George Clooney is heading to Netflix
Netflix is rolling out the red carpet for some of the biggest stars in Hollywood, and its latest acquisition is very glittery indeed.
George Clooney has become the latest A-lister taking his services and talent to Netflix amid increasing unrest over the streamer’s influence in the movie-making eco-system.
The actor-writer-director will adapt the best-selling novel Good Morning, Midnight for the streaming giant, according to The Hollywood Reporter.
Good Morning, Midnight, by Lily Brooks-Dalton, is a post-apocalyptic story following the parallel journeys of two scientists, one named Augustine, who refuses to leave his isolated outpost in the Arctic, and the other an astronaut named Sully who’s trying to return from Jupiter.
Brooks-Dalton’s book was named by many publications as one of the best fiction books of 2016.
Clooney will star as Augustine and direct the movie from a screenplay by Mark L. Smith (The Revenant). Good Morning, Midnight will be produced by Clooney and partner Grant Heslov’s production company Smokehouse Pictures.
Smokehouse recently released Catch-22, a miniseries adaptation of Joseph Heller’s war satire, on American streaming service Hulu (Catch-22 streams locally on Stan).
While Clooney produced and had a small supporting role in Catch-22, he hasn’t been in front of the cameras on a feature film since Money Monster in 2016. The last film he directed was 2017’s Suburbicon with Matt Damon, which was poorly received.
Good Morning, Midnight will be Clooney’s seventh movie as director, having started with Confessions of a Dangerous Mind in 2002.
Clooney may not have been busy on set in recent years, but his social calendar seems to be full. This week, he and wife Amal were spotted hanging out with fellow luminaries Barack and Michelle Obama at the Clooneys’ Italian villa in Lake Como.
The two power couples even dropped in on a nearby friend, Bono.
Clooney is the latest Hollywood A-lister to sign up with Netflix despite the growing controversy around the streaming service and whether it’s driving or contributing to a slowdown in box office takings in the US.

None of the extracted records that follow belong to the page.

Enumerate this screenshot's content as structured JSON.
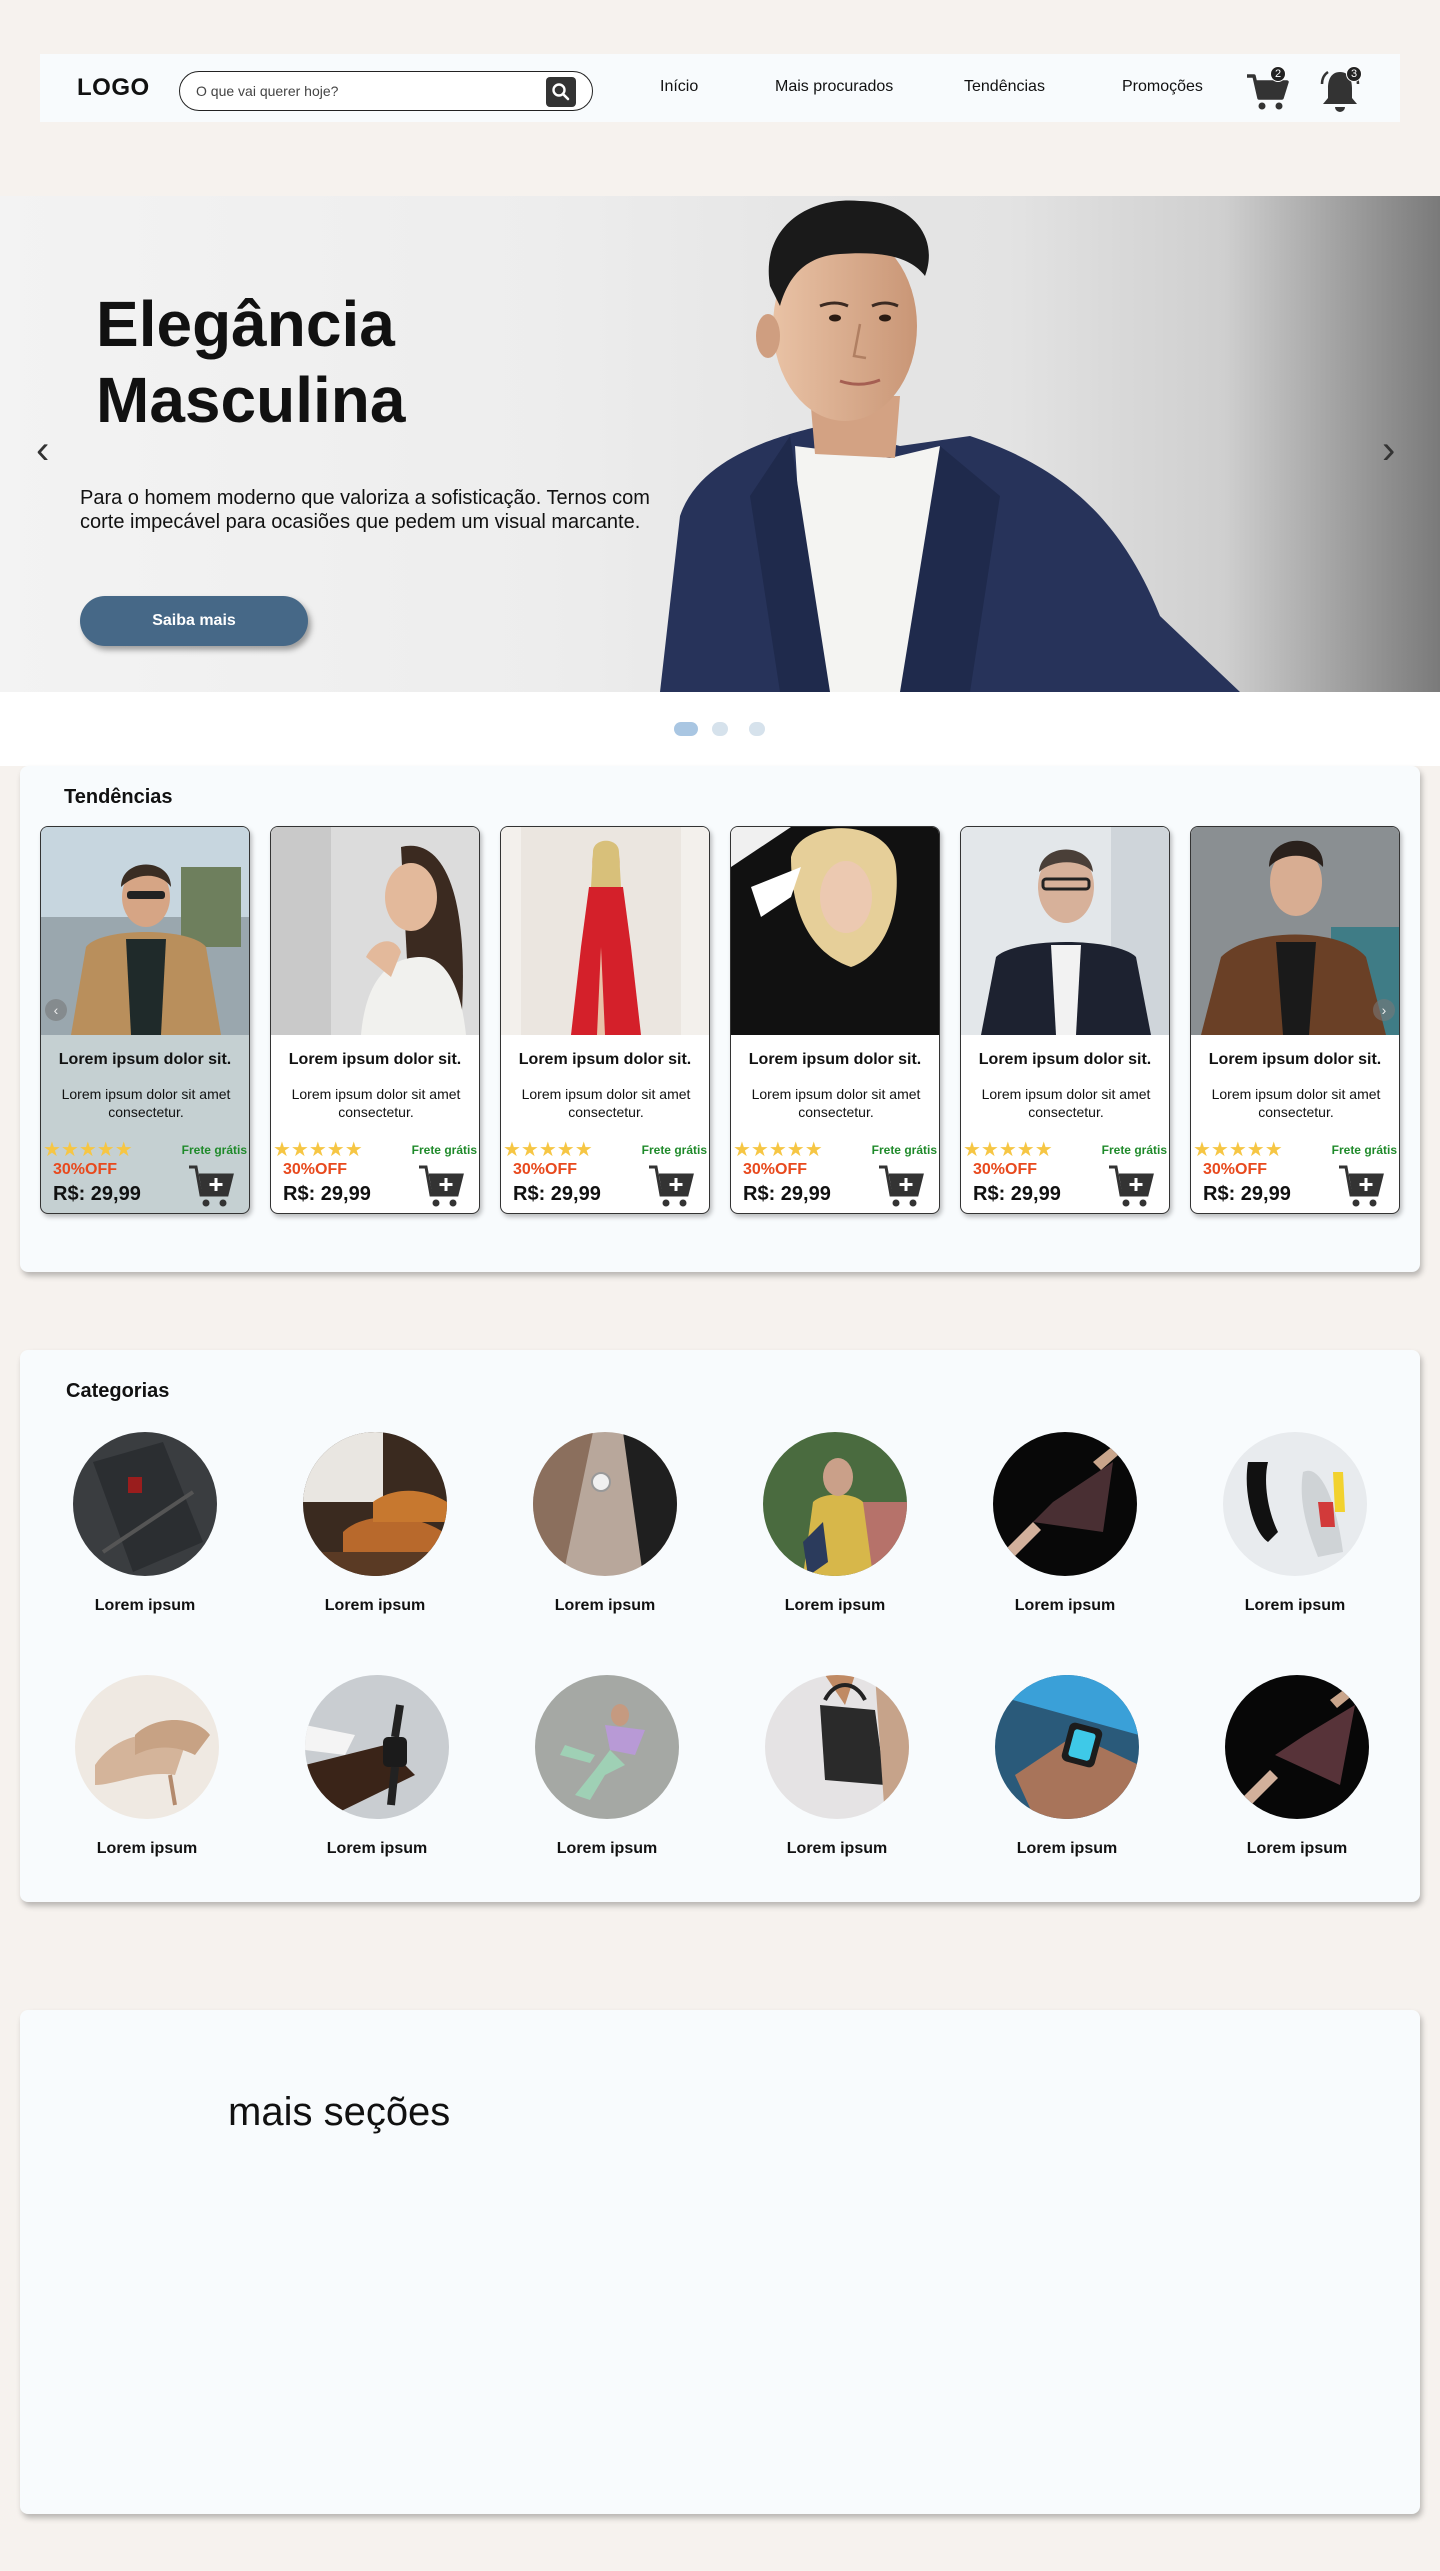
{
  "header": {
    "logo": "LOGO",
    "search_placeholder": "O que vai querer hoje?",
    "nav": [
      "Início",
      "Mais procurados",
      "Tendências",
      "Promoções"
    ],
    "cart_count": "2",
    "notification_count": "3"
  },
  "hero": {
    "title_line1": "Elegância",
    "title_line2": "Masculina",
    "description": "Para o homem moderno que valoriza a sofisticação. Ternos com corte impecável para ocasiões que pedem um visual marcante.",
    "button_label": "Saiba mais",
    "prev_arrow": "‹",
    "next_arrow": "›",
    "active_slide": 1,
    "slide_count": 3
  },
  "trends": {
    "title": "Tendências",
    "products": [
      {
        "title": "Lorem ipsum dolor sit.",
        "desc": "Lorem ipsum dolor sit amet consectetur.",
        "stars": "★★★★★",
        "shipping": "Frete grátis",
        "discount": "30%OFF",
        "price": "R$: 29,99"
      },
      {
        "title": "Lorem ipsum dolor sit.",
        "desc": "Lorem ipsum dolor sit amet consectetur.",
        "stars": "★★★★★",
        "shipping": "Frete grátis",
        "discount": "30%OFF",
        "price": "R$: 29,99"
      },
      {
        "title": "Lorem ipsum dolor sit.",
        "desc": "Lorem ipsum dolor sit amet consectetur.",
        "stars": "★★★★★",
        "shipping": "Frete grátis",
        "discount": "30%OFF",
        "price": "R$: 29,99"
      },
      {
        "title": "Lorem ipsum dolor sit.",
        "desc": "Lorem ipsum dolor sit amet consectetur.",
        "stars": "★★★★★",
        "shipping": "Frete grátis",
        "discount": "30%OFF",
        "price": "R$: 29,99"
      },
      {
        "title": "Lorem ipsum dolor sit.",
        "desc": "Lorem ipsum dolor sit amet consectetur.",
        "stars": "★★★★★",
        "shipping": "Frete grátis",
        "discount": "30%OFF",
        "price": "R$: 29,99"
      },
      {
        "title": "Lorem ipsum dolor sit.",
        "desc": "Lorem ipsum dolor sit amet consectetur.",
        "stars": "★★★★★",
        "shipping": "Frete grátis",
        "discount": "30%OFF",
        "price": "R$: 29,99"
      }
    ],
    "prev_arrow": "‹",
    "next_arrow": "›"
  },
  "categories": {
    "title": "Categorias",
    "items": [
      {
        "label": "Lorem ipsum"
      },
      {
        "label": "Lorem ipsum"
      },
      {
        "label": "Lorem ipsum"
      },
      {
        "label": "Lorem ipsum"
      },
      {
        "label": "Lorem ipsum"
      },
      {
        "label": "Lorem ipsum"
      },
      {
        "label": "Lorem ipsum"
      },
      {
        "label": "Lorem ipsum"
      },
      {
        "label": "Lorem ipsum"
      },
      {
        "label": "Lorem ipsum"
      },
      {
        "label": "Lorem ipsum"
      },
      {
        "label": "Lorem ipsum"
      }
    ]
  },
  "more": {
    "title": "mais seções"
  },
  "colors": {
    "page_bg": "#f6f2ee",
    "panel_bg": "#f8fbfd",
    "primary_button": "#466887",
    "discount": "#e8491d",
    "shipping": "#1f8a2a",
    "stars": "#f6c644",
    "dot_active": "#a9c6e2"
  },
  "icons": [
    "search-icon",
    "cart-icon",
    "bell-icon",
    "add-to-cart-icon",
    "chevron-left-icon",
    "chevron-right-icon"
  ]
}
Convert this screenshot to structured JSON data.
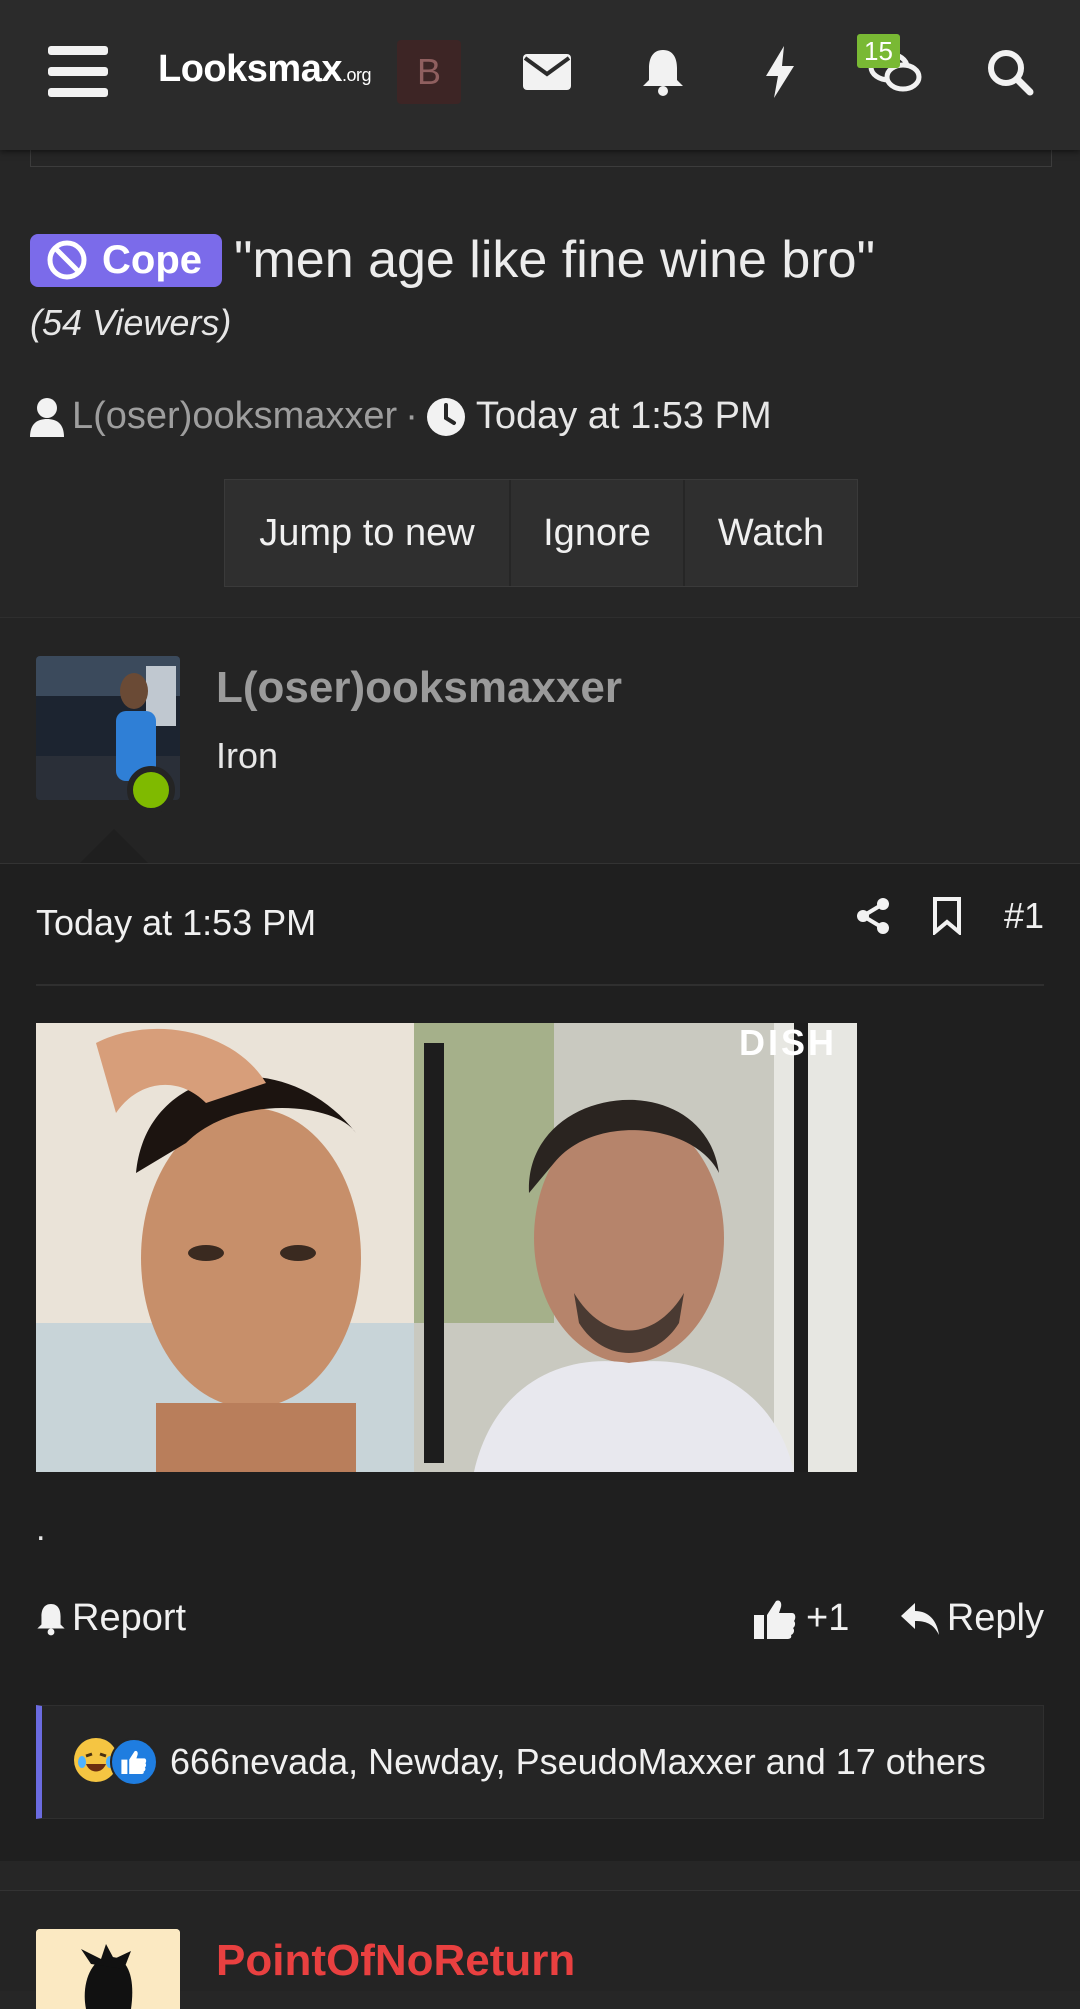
{
  "header": {
    "logo_main": "Looksmax",
    "logo_suffix": ".org",
    "avatar_letter": "B",
    "icons": [
      "menu-icon",
      "envelope-icon",
      "bell-icon",
      "bolt-icon",
      "chat-bubbles-icon",
      "search-icon"
    ],
    "chat_badge": "15"
  },
  "thread": {
    "prefix_label": "Cope",
    "title": "\"men age like fine wine bro\"",
    "viewers": "(54 Viewers)",
    "author": "L(oser)ooksmaxxer",
    "separator": "·",
    "time": "Today at 1:53 PM",
    "buttons": {
      "jump": "Jump to new",
      "ignore": "Ignore",
      "watch": "Watch"
    }
  },
  "post": {
    "username": "L(oser)ooksmaxxer",
    "user_title": "Iron",
    "date": "Today at 1:53 PM",
    "number": "#1",
    "image_caption": "DISH",
    "text": ".",
    "report_label": "Report",
    "like_label": "+1",
    "reply_label": "Reply",
    "reactions_text": "666nevada, Newday, PseudoMaxxer and 17 others",
    "colors": {
      "online": "#7fba00",
      "prefix": "#7b6bea",
      "reaction_bar": "#6b6be0"
    }
  },
  "next_post": {
    "username": "PointOfNoReturn",
    "username_color": "#e94040"
  }
}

Clooney joins the likes of Martin Scorsese, Alfonso Cuaron, Steven Soderbergh, Ava DuVernay, Guillermo del Toro and Joel and Ethan Coen who have made projects with the streamer.
Netflix traditionally doesn’t release data on how many people have watched its content but has recently started to drip out favourable stats, including the (unaudited) claim 30 million accounts watched Adam Sandler’s new comedy Murder Mystery in the first three days and 80 million watched Sandra Bullock’s thriller Bird Box in the first four weeks.
Those are enticing numbers for filmmakers who want audiences to find and appreciate their work.
Earlier this year, Steven Spielberg questioned whether Netflix’s distribution model — mostly avoiding a theatrical release — should disqualify its films from competing for an Oscar.
Netflix’s insistence its original films be released at the same time on its platform as in cinemas, if it gets a cinematic release at all, violates the agreement studios have with cinema chains in the US over an exclusive window — in other words, a movie that comes out in a cinema can’t be released as home entertainment for a number of months.
That ethos has also meant Netflix has run afoul of the prestigious Cannes Film Festival where the law states a movie released in French cinemas cannot be on a streaming platform for three years.
French cinema owners revolted when two Netflix films — Noah Baumbach’s The Meyerowitz Stories and Bong Joon-ho’s Okja — were included in the official competition line-up at the 2017 festival. After festival organisers shut-out any films from competition that didn’t have a French theatrical release, the American company has effectively boycotted Cannes in 2018 and 2019.
At the Sydney Film Festival earlier this month to promote his latest film, 2019 Cannes Palme d’Or winner Parasite, Bong said during an audience Q&A he loved working with Netflix on Okja and he would happily work with it again if it was to be more flexible on the theatrical release question.
There was commentary around the Oscars earlier this year that Cuaron’s masterpiece, Roma, which had the most nominations and was seen as a frontrunner for Best Picture, ultimately missed out on the top prize because of the Hollywood old guard’s resistance to Netflix and what they see as the Silicon Valley upstart’s threat to the traditional movie business.
Presently, the US box office in 2019 is lagging behind 2018 at the same point in the year. China, where Netflix doesn’t operate, is expected to overtake the US as the world’s biggest cinema market by 2022, according to Ampere Analysis, as reported by Business Insider.
In Australia, the box office has been dominated by franchise and big-event movies. The top three films for the year so far have been Avengers: Endgame at $83.02 million, Captain Marvel at $42.31 million and Aladdin at $29.05 million.